One of my bucks started biting after I put a doe in with him. At first I thought he was just protecting his mate, but it became much worse after I removed her. I had to wear gloves in order to protect my hands. At the weekend he bit so hard that he drew blood despite the gloves. At which point he went into the CO2 chamber.

Now I have a problem. I used him to get a litter from his mother because both had the long hair I am working towards. Inbreeding brings out the best points, but I assume that it can also carry on the bad ones. What are the chances of his offspring also being biters? There are four does and three bucks, plus one undecided, in the litter. I am considering just keeping the does just to be on the safe side.


----------



## moustress (Sep 25, 2009)

It's hard to say whether or not that behavior would be passed to the babies.

I've been bit by aggressive bucks in the past, and now I cull bucks who are too eager to fight before I choose any to breed from. I also try to remember to wash off the scent of other bucks I may have handled before sticking my fingies in with a different buck in a different tank, whether or not it has a mate with it; those incisors cut deep! I remember one boy, who was in his own tank, never was bred, who bit me over and over in one instance, scoring about three times that drew blood.
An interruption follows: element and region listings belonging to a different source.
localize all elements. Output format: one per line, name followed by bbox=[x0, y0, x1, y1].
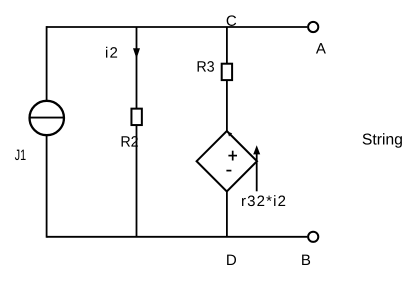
wire right vertical (R3 / source branch) bbox=[226, 27, 228, 237]
resistor R3 bbox=[222, 64, 232, 80]
label R3 bbox=[198, 61, 214, 72]
label R2 bbox=[122, 136, 138, 146]
label J1 bbox=[15, 150, 26, 160]
label r32*i2 bbox=[242, 195, 285, 206]
terminal B bbox=[308, 232, 318, 242]
wire left vertical upper bbox=[46, 26, 48, 101]
label i2 bbox=[106, 47, 117, 58]
controlled voltage source diamond bbox=[197, 131, 257, 191]
current arrow i2 bbox=[133, 48, 140, 58]
label C bbox=[227, 15, 237, 26]
wire left vertical lower bbox=[46, 135, 48, 238]
resistor R2 bbox=[131, 109, 141, 125]
wire middle vertical (R2 branch) bbox=[136, 27, 138, 237]
label A bbox=[316, 43, 326, 53]
current source J1 bbox=[29, 101, 65, 135]
control arrow r32*i2 bbox=[253, 145, 260, 191]
wire bottom horizontal D-row bbox=[47, 236, 308, 238]
label D bbox=[227, 255, 236, 265]
terminal A bbox=[308, 22, 318, 32]
label String bbox=[363, 133, 402, 148]
wire top horizontal C-row bbox=[47, 26, 308, 28]
label B bbox=[302, 255, 310, 265]
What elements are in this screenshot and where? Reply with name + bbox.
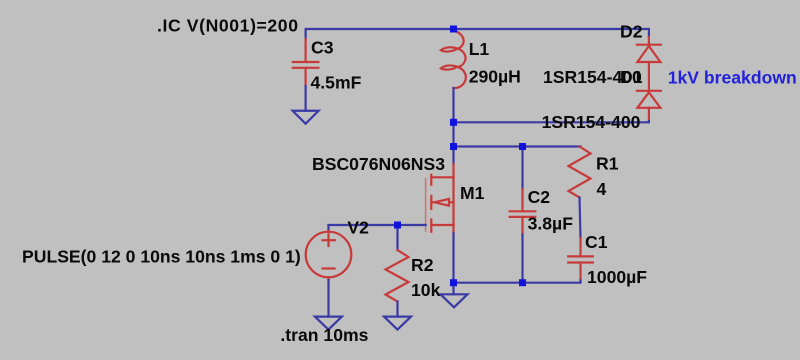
wire diode branch top lead (648, 29, 650, 37)
wire M1 source ground stub (452, 283, 454, 295)
svg-text:.IC V(N001)=200: .IC V(N001)=200 (157, 16, 298, 36)
wire rail1 to diode branch (454, 121, 649, 123)
svg-text:D1: D1 (620, 67, 643, 87)
svg-text:1SR154-400: 1SR154-400 (542, 112, 641, 132)
svg-text:R1: R1 (596, 154, 619, 174)
svg-text:PULSE(0 12 0 10ns 10ns 1ms 0 1: PULSE(0 12 0 10ns 10ns 1ms 0 1) (22, 247, 301, 267)
capacitor C1 (568, 238, 593, 281)
wire V2 top lead (327, 225, 329, 229)
ground below R2 (384, 317, 411, 330)
junction node rail2 / main vertical (450, 143, 457, 150)
svg-text:BSC076N06NS3: BSC076N06NS3 (312, 154, 445, 174)
capacitor C3 (293, 39, 319, 86)
ground below V2 (315, 317, 342, 330)
junction node top rail / L1 (450, 26, 457, 33)
svg-text:C2: C2 (528, 187, 551, 207)
svg-text:1kV breakdown: 1kV breakdown (668, 68, 797, 88)
svg-text:.tran 10ms: .tran 10ms (280, 325, 368, 345)
inductor L1 (441, 31, 466, 89)
ground below rail3 (441, 294, 468, 307)
svg-text:290µH: 290µH (469, 67, 521, 87)
svg-text:M1: M1 (460, 183, 485, 203)
svg-text:C1: C1 (585, 232, 608, 252)
junction node gate / R2 (394, 222, 401, 229)
voltage source V2 (306, 229, 352, 280)
wire C2 top lead (521, 147, 523, 190)
wire rail2 to R1 (454, 145, 581, 147)
wire C3 bottom lead (305, 86, 307, 111)
junction node C2 top (519, 143, 526, 150)
junction node rail3 / C2 bottom (519, 279, 526, 286)
resistor R1 (569, 147, 591, 198)
nmos M1 (426, 164, 454, 233)
ground below C3 (293, 111, 319, 124)
junction node rail1 / L1 bottom (450, 119, 457, 126)
wire V2 bottom lead (327, 280, 329, 317)
svg-text:4.5mF: 4.5mF (311, 72, 362, 92)
wire R2 bottom lead (396, 302, 398, 317)
wire C3 top lead (305, 29, 307, 39)
wire C2 bottom lead (521, 235, 523, 283)
capacitor C2 (510, 189, 536, 235)
svg-text:1000µF: 1000µF (587, 267, 647, 287)
resistor R2 (386, 250, 409, 302)
svg-text:D2: D2 (620, 22, 643, 42)
wire gate (329, 224, 426, 226)
wire main vertical to M1 drain (452, 147, 454, 165)
wire R1 to C1 (580, 198, 581, 239)
wire L1 bottom to rail1 (452, 88, 454, 122)
diode D2 (637, 37, 661, 91)
svg-text:10k: 10k (411, 280, 441, 300)
diode D1 (637, 91, 661, 121)
wire C1 bottom to rail3 (454, 281, 581, 283)
wire main vertical rail1 to rail2 (452, 122, 454, 146)
svg-text:R2: R2 (411, 255, 434, 275)
svg-text:V2: V2 (347, 218, 369, 238)
wire top rail N001 (306, 28, 649, 30)
svg-text:C3: C3 (311, 38, 334, 58)
wire R2 top lead (396, 225, 398, 250)
junction node rail3 / M1 source (450, 279, 457, 286)
svg-text:L1: L1 (469, 39, 490, 59)
wire diode bottom lead (648, 121, 650, 122)
wire M1 source to rail3 (452, 233, 454, 282)
svg-text:3.8µF: 3.8µF (528, 214, 574, 234)
svg-text:4: 4 (597, 179, 607, 199)
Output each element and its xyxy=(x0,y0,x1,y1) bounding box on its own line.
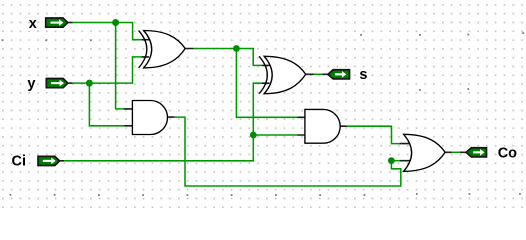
junction node on y net xyxy=(86,80,93,87)
svg-text:x: x xyxy=(29,16,37,32)
input pin Ci xyxy=(38,156,64,165)
XOR gate U1 (x^y) xyxy=(139,31,194,68)
svg-text:Ci: Ci xyxy=(12,153,27,169)
output pin s xyxy=(328,70,350,79)
junction node at OR bottom input xyxy=(388,157,395,164)
wire AND1 output to OR bottom input junction (net x&y) xyxy=(174,117,401,186)
wire OR output to Co pin (net Co) xyxy=(451,151,460,153)
OR gate U5 (Co) xyxy=(400,134,467,171)
XOR gate U2 (s = x^y^Ci) xyxy=(259,56,328,93)
wire x pin to XOR1 top input (net x) xyxy=(72,23,142,40)
junction node on x net xyxy=(112,19,119,26)
wire XOR2 output to s pin (net s) xyxy=(313,73,322,75)
wire OR bottom input junction to OR gate (net x&y) xyxy=(391,160,400,162)
svg-text:y: y xyxy=(27,76,35,92)
junction node on x^y net xyxy=(233,45,240,52)
svg-text:s: s xyxy=(359,67,367,83)
wire Ci pin up to XOR2 bottom input (net Ci) xyxy=(64,83,262,161)
wire y pin to XOR1 bottom input (net y) xyxy=(72,57,142,83)
input pin y xyxy=(46,79,72,88)
wire XOR1 output junction down to AND2 top input (net x^y) xyxy=(236,49,297,118)
wire XOR1 output to XOR2 top input (net x^y) xyxy=(193,49,262,66)
wire x junction down to AND1 top input (net x) xyxy=(116,23,125,109)
wire Ci junction to AND2 bottom input (net Ci) xyxy=(253,134,297,136)
input pin x xyxy=(46,18,73,27)
wire y junction down to AND1 bottom input (net y) xyxy=(89,83,124,126)
junction node on Ci net xyxy=(250,132,257,139)
wire AND2 output to OR top input (net (x^y)&Ci) xyxy=(346,126,400,143)
output pin Co xyxy=(466,148,486,157)
AND gate U3 (x&y) xyxy=(124,101,174,135)
major grid dots xyxy=(2,32,525,196)
svg-text:Co: Co xyxy=(498,146,517,162)
AND gate U4 ((x^y)&Ci) xyxy=(298,109,347,143)
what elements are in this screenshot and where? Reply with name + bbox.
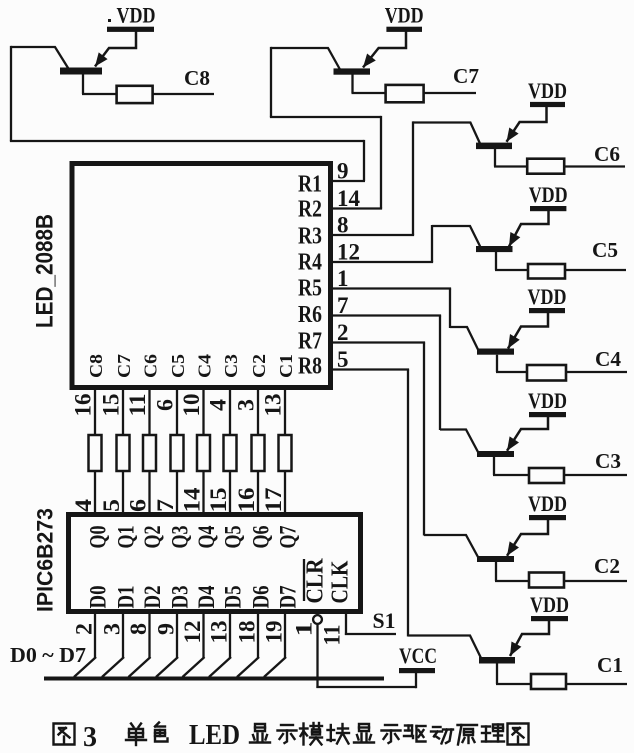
svg-text:12: 12 (337, 240, 360, 265)
power VDD rail bar for Q2 (529, 515, 566, 520)
wire U1 pin 13 down to resistor (284, 388, 286, 435)
wire U2 pin 3 down to data bus (122, 611, 124, 658)
wire bus entry diagonal for D0 (74, 657, 96, 677)
svg-text:Q2: Q2 (140, 526, 165, 549)
wire Q8 collector down (82, 74, 84, 94)
wire Q4 base lead (450, 327, 478, 350)
wire net R7: vertical run (423, 343, 425, 536)
svg-text:C2: C2 (594, 554, 620, 578)
svg-text:4: 4 (206, 398, 231, 411)
caption hanzi LI (482, 725, 504, 742)
svg-text:C4: C4 (195, 354, 215, 378)
power VCC rail bar (399, 668, 435, 673)
svg-text:IPIC6B273: IPIC6B273 (33, 508, 58, 612)
transistor Q4 emitter lead (508, 312, 548, 349)
wire resistor down to U2 pin (176, 471, 178, 514)
svg-text:R8: R8 (298, 354, 322, 380)
power VDD rail bar for Q8 (107, 27, 154, 32)
wire net R6: vertical run (439, 316, 441, 431)
wire Q2 collector to resistor (495, 580, 530, 582)
wire Q4 collector to resistor (496, 371, 528, 373)
svg-text:8: 8 (337, 213, 349, 238)
resistor for column C4 (vertical) (197, 435, 210, 471)
transistor Q4 emitter arrow (PNP, points into base bar) (508, 334, 520, 349)
svg-text:7: 7 (337, 293, 349, 318)
svg-text:C2: C2 (249, 354, 269, 378)
svg-text:C3: C3 (221, 354, 241, 378)
wire Q7 base lead from node R2 net (271, 48, 340, 70)
wire pin 5 stub from U1 to net R8 (332, 368, 409, 370)
wire Q4 collector down (496, 355, 498, 372)
resistor R-C6 (527, 159, 564, 174)
transistor Q1 base bar (479, 657, 515, 664)
svg-text:CLK: CLK (328, 560, 354, 603)
svg-text:VDD: VDD (530, 592, 569, 617)
svg-text:D0: D0 (86, 586, 111, 609)
svg-text:S1: S1 (373, 608, 396, 633)
svg-text:D6: D6 (249, 586, 274, 609)
svg-text:R2: R2 (298, 197, 322, 223)
wire net R8: vertical run (407, 370, 409, 637)
power VDD rail bar for Q1 (531, 616, 568, 621)
wire net R2: horizontal run (270, 116, 381, 118)
svg-text:VCC: VCC (399, 643, 437, 668)
wire Q1 collector to resistor (496, 683, 532, 685)
wire Q3 collector to resistor (493, 474, 530, 476)
caption hanzi DAN (126, 724, 146, 746)
wire net R1: left vertical run (10, 46, 12, 141)
svg-text:C8: C8 (86, 354, 106, 378)
wire resistor to node C2 (564, 580, 627, 582)
wire net R4: vertical run (431, 225, 433, 262)
svg-text:2: 2 (337, 320, 349, 345)
wire U2 pin 8 down to data bus (148, 611, 150, 658)
svg-text:R1: R1 (298, 172, 322, 198)
transistor Q6 base bar (476, 143, 512, 150)
svg-text:Q6: Q6 (249, 526, 274, 549)
svg-text:VDD: VDD (528, 491, 567, 516)
caption hanzi DONG (431, 727, 453, 744)
resistor R-C5 (528, 264, 565, 279)
svg-text:CLR: CLR (303, 558, 329, 604)
svg-text:7: 7 (153, 499, 178, 512)
wire U2 pin 12 down to data bus (202, 611, 204, 658)
wire U1 pin 11 down to resistor (148, 388, 150, 435)
transistor Q2 base bar (477, 556, 514, 562)
svg-text:16: 16 (71, 394, 96, 417)
svg-text:3: 3 (100, 623, 125, 635)
transistor Q8 base bar (60, 68, 102, 75)
svg-text:C6: C6 (594, 142, 620, 166)
svg-text:R7: R7 (298, 329, 322, 355)
transistor Q4 base bar (477, 349, 514, 355)
svg-text:14: 14 (180, 487, 205, 513)
caption hanzi TU (figure) (54, 724, 75, 745)
resistor for column C1 (vertical) (279, 435, 292, 471)
svg-text:3: 3 (83, 722, 97, 753)
svg-text:13: 13 (261, 394, 286, 417)
resistor R-C2 (529, 573, 564, 588)
svg-text:10: 10 (179, 394, 204, 417)
power VDD rail bar for Q3 (529, 412, 566, 417)
svg-text:5: 5 (337, 347, 349, 372)
caption hanzi XIAN (250, 724, 270, 743)
wire net R2: vertical run (270, 47, 272, 117)
inverting bubble on CLR pin (313, 615, 322, 624)
resistor for column C5 (vertical) (171, 435, 184, 471)
wire resistor to node C4 (566, 371, 627, 373)
wire pin 7 stub from U1 to net R6 (332, 314, 441, 316)
resistor for column C2 (vertical) (252, 435, 265, 471)
resistor for column C3 (vertical) (224, 435, 237, 471)
U2 pin 1 stub (CLR) (316, 611, 318, 616)
resistor R-C7 (386, 85, 424, 102)
svg-text:2: 2 (72, 623, 97, 635)
wire Q7 collector down (351, 75, 353, 94)
svg-text:6: 6 (153, 399, 178, 411)
transistor Q7 base bar (334, 68, 371, 74)
wire Q8 collector to resistor (82, 93, 118, 95)
caption hanzi SE (155, 723, 168, 742)
transistor Q3 emitter lead (507, 416, 548, 451)
ink dot artifact left of VDD label (108, 19, 111, 22)
transistor Q7 emitter lead (363, 31, 406, 68)
svg-text:11: 11 (125, 394, 150, 417)
power VDD rail bar for Q5 (530, 206, 566, 211)
wire pin 1 stub from U1 to net R5 (332, 287, 451, 289)
svg-text:1: 1 (292, 622, 317, 637)
wire Q8 base lead from node R1 net (11, 47, 69, 70)
svg-text:D0 ~ D7: D0 ~ D7 (10, 643, 86, 667)
wire Q3 base lead (440, 430, 478, 453)
wire Q2 collector down (495, 562, 497, 581)
wire CLK to switch S1 (345, 633, 396, 635)
resistor for column C6 (vertical) (143, 435, 156, 471)
svg-text:Q7: Q7 (276, 526, 301, 549)
svg-text:R4: R4 (298, 250, 322, 276)
power VDD rail bar for Q4 (529, 308, 565, 313)
svg-text:C5: C5 (592, 238, 618, 262)
svg-text:9: 9 (337, 159, 349, 184)
wire pin 9 stub from U1 (332, 180, 365, 182)
IC U2 IPIC6B273 package outline (69, 515, 361, 612)
wire CLR pull-up: vertical down (316, 624, 318, 689)
caption hanzi KUAI (328, 724, 350, 744)
svg-text:17: 17 (261, 488, 286, 513)
wire VCC rail drop (415, 671, 417, 688)
svg-text:9: 9 (154, 623, 179, 635)
svg-text:C7: C7 (453, 64, 479, 88)
svg-text:Q4: Q4 (194, 525, 219, 548)
wire pin 14 stub from U1 (332, 207, 382, 209)
svg-text:C8: C8 (184, 66, 210, 90)
svg-text:C1: C1 (276, 354, 296, 378)
wire bus entry diagonal for D4 (183, 657, 205, 677)
wire Q1 base lead from net R8 / switch node (408, 636, 481, 659)
svg-text:D1: D1 (114, 586, 139, 609)
bus line D0~D7 (thick) (44, 677, 384, 681)
transistor Q3 base bar (477, 451, 514, 457)
svg-text:Q0: Q0 (86, 526, 111, 549)
wire pin 12 stub from U1 to net R4 (332, 261, 433, 263)
wire resistor to node C6 (564, 165, 625, 167)
wire bus entry diagonal for D7 (264, 657, 286, 677)
wire U2 pin 9 down to data bus (176, 611, 178, 658)
wire resistor to node C8 (153, 93, 214, 95)
svg-text:4: 4 (71, 498, 96, 512)
wire resistor down to U2 pin (257, 471, 259, 514)
svg-text:D7: D7 (276, 586, 301, 609)
wire resistor to node C7 (424, 92, 476, 94)
svg-text:Q5: Q5 (221, 526, 246, 549)
svg-text:D4: D4 (194, 585, 219, 608)
svg-text:C5: C5 (168, 354, 188, 378)
caption hanzi MO (300, 723, 322, 745)
resistor for column C7 (vertical) (117, 435, 130, 471)
transistor Q7 emitter arrow (PNP, points into base bar) (363, 54, 376, 68)
wire resistor to node C5 (565, 269, 626, 271)
svg-text:LED: LED (189, 720, 240, 751)
svg-text:D3: D3 (168, 586, 193, 609)
wire net R3: vertical run (412, 121, 414, 235)
power VDD rail bar for Q7 (386, 27, 422, 32)
wire Q3 collector down (493, 457, 495, 475)
wire Q5 collector to resistor (495, 269, 529, 271)
svg-text:VDD: VDD (529, 182, 568, 207)
transistor Q5 emitter arrow (PNP, points into base bar) (509, 232, 520, 247)
transistor Q8 emitter arrow (PNP, points into base bar) (95, 52, 108, 66)
transistor Q8 emitter lead (95, 31, 136, 67)
svg-text:R3: R3 (298, 224, 322, 250)
wire U1 pin 6 down to resistor (176, 388, 178, 435)
svg-text:6: 6 (126, 499, 151, 512)
wire net R1: long horizontal run (10, 140, 364, 142)
power VDD rail bar for Q6 (530, 102, 565, 107)
caption hanzi SHI (278, 725, 297, 743)
wire net R1: vertical drop to pin 9 (363, 140, 365, 181)
svg-text:14: 14 (337, 186, 361, 211)
svg-text:19: 19 (262, 621, 287, 644)
svg-text:3: 3 (234, 399, 259, 411)
wire bus entry diagonal for D2 (129, 657, 151, 677)
transistor Q5 emitter lead (509, 210, 549, 247)
wire bus entry diagonal for D3 (156, 657, 178, 677)
IC U1 LED_2088B package outline (72, 164, 331, 388)
svg-text:11: 11 (320, 625, 345, 646)
wire pin 2 stub from U1 to net R7 (332, 341, 425, 343)
svg-text:12: 12 (180, 621, 205, 644)
svg-text:C6: C6 (141, 354, 161, 378)
wire U1 pin 16 down to resistor (94, 388, 96, 435)
transistor Q1 emitter lead (510, 620, 549, 656)
svg-text:15: 15 (206, 488, 231, 513)
svg-text:VDD: VDD (528, 284, 567, 309)
svg-text:VDD: VDD (528, 388, 567, 413)
transistor Q1 emitter arrow (PNP, points into base bar) (510, 642, 521, 657)
svg-text:1: 1 (337, 266, 349, 291)
wire resistor to node C3 (564, 474, 627, 476)
wire Q6 base lead (413, 123, 480, 144)
wire Q2 base lead (424, 535, 478, 557)
svg-text:LED_2088B: LED_2088B (32, 214, 59, 328)
wire CLR pull-up: horizontal to VCC (316, 686, 416, 688)
caption hanzi XIAN (354, 724, 374, 743)
svg-text:R5: R5 (298, 276, 322, 302)
wire U2 pin 13 down to data bus (229, 611, 231, 658)
wire Q5 base lead (432, 226, 480, 247)
transistor Q2 emitter arrow (PNP, points into base bar) (507, 541, 519, 555)
caption hanzi SHI (382, 725, 401, 743)
transistor Q6 emitter arrow (PNP, points into base bar) (507, 128, 519, 142)
svg-text:5: 5 (99, 499, 124, 512)
svg-text:C7: C7 (114, 354, 134, 378)
wire net R2: vertical drop to pin 14 (380, 116, 382, 209)
transistor Q2 emitter lead (507, 519, 548, 556)
svg-text:D5: D5 (221, 586, 246, 609)
wire U2 pin 2 down to data bus (94, 611, 96, 658)
wire Q1 collector down (496, 664, 498, 685)
svg-text:VDD: VDD (385, 3, 424, 28)
wire U2 pin 19 down to data bus (284, 611, 286, 658)
svg-text:R6: R6 (298, 302, 322, 328)
wire pin 8 stub from U1 to net R3 (332, 234, 414, 236)
caption hanzi TU (figure) (508, 724, 529, 745)
resistor R-C8 (column resistor) (117, 86, 153, 103)
wire Q6 collector down (494, 149, 496, 167)
transistor Q6 emitter lead (507, 106, 547, 142)
svg-text:VDD: VDD (117, 3, 156, 28)
svg-text:8: 8 (126, 623, 151, 635)
wire resistor down to U2 pin (148, 471, 150, 514)
caption hanzi QU (404, 726, 426, 742)
wire bus entry diagonal for D1 (102, 657, 124, 677)
svg-text:C4: C4 (595, 347, 621, 371)
wire resistor down to U2 pin (284, 471, 286, 514)
svg-text:C1: C1 (597, 653, 623, 677)
wire resistor down to U2 pin (229, 471, 231, 514)
svg-text:16: 16 (234, 488, 259, 513)
U2 pin 11 stub (CLK) down (345, 611, 347, 635)
transistor Q3 emitter arrow (PNP, points into base bar) (507, 436, 519, 450)
svg-text:Q3: Q3 (168, 526, 193, 549)
resistor R-C4 (527, 365, 566, 381)
wire bus entry diagonal for D6 (237, 657, 259, 677)
svg-text:15: 15 (99, 394, 124, 417)
svg-text:18: 18 (235, 621, 260, 644)
wire resistor down to U2 pin (202, 471, 204, 514)
wire Q5 collector down (495, 252, 497, 270)
caption hanzi YUAN (458, 725, 478, 745)
svg-text:C3: C3 (595, 449, 621, 473)
resistor for column C8 (vertical) (89, 435, 102, 471)
svg-text:13: 13 (207, 621, 232, 644)
wire resistor down to U2 pin (122, 471, 124, 514)
wire resistor down to U2 pin (94, 471, 96, 514)
svg-text:Q1: Q1 (114, 526, 139, 549)
resistor R-C1 (531, 674, 566, 689)
svg-text:D2: D2 (140, 586, 165, 609)
wire U1 pin 10 down to resistor (202, 388, 204, 435)
wire U1 pin 15 down to resistor (122, 388, 124, 435)
svg-text:VDD: VDD (528, 78, 567, 103)
wire U1 pin 3 down to resistor (257, 388, 259, 435)
U2 CLR overline bar (303, 559, 305, 601)
wire U2 pin 18 down to data bus (257, 611, 259, 658)
wire Q7 collector to resistor (352, 92, 387, 94)
wire U1 pin 4 down to resistor (229, 388, 231, 435)
wire resistor to node C1 (566, 683, 627, 685)
wire bus entry diagonal for D5 (209, 657, 231, 677)
transistor Q5 base bar (476, 246, 513, 252)
wire Q6 collector to resistor (494, 165, 528, 167)
wire net R5: vertical run (449, 289, 451, 329)
resistor R-C3 (529, 468, 564, 483)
He was returned to the food chain via the compost yard where I keep a little cemetery area.


----------



## Gill (Sep 16, 2011)

Jasper was a friendly little chap until I put him with the doe. If the babies are the same, I won't find out until it's too late.
(The gloves were only ever used to handle him, so couldn't have had scent from any other buck on them. They are now in the bin)


----------



## SarahY (Nov 6, 2008)

I've had a buck myself which turned into a biter *after* I put a doe with him. The kittens were fine


----------



## Gill (Sep 16, 2011)

Thanks, Sarah, that makes me a lot happier about the litter. I've had some success with long-haired pied does, but I still don't have a decent buck. The three definates in this litter are all pied.


----------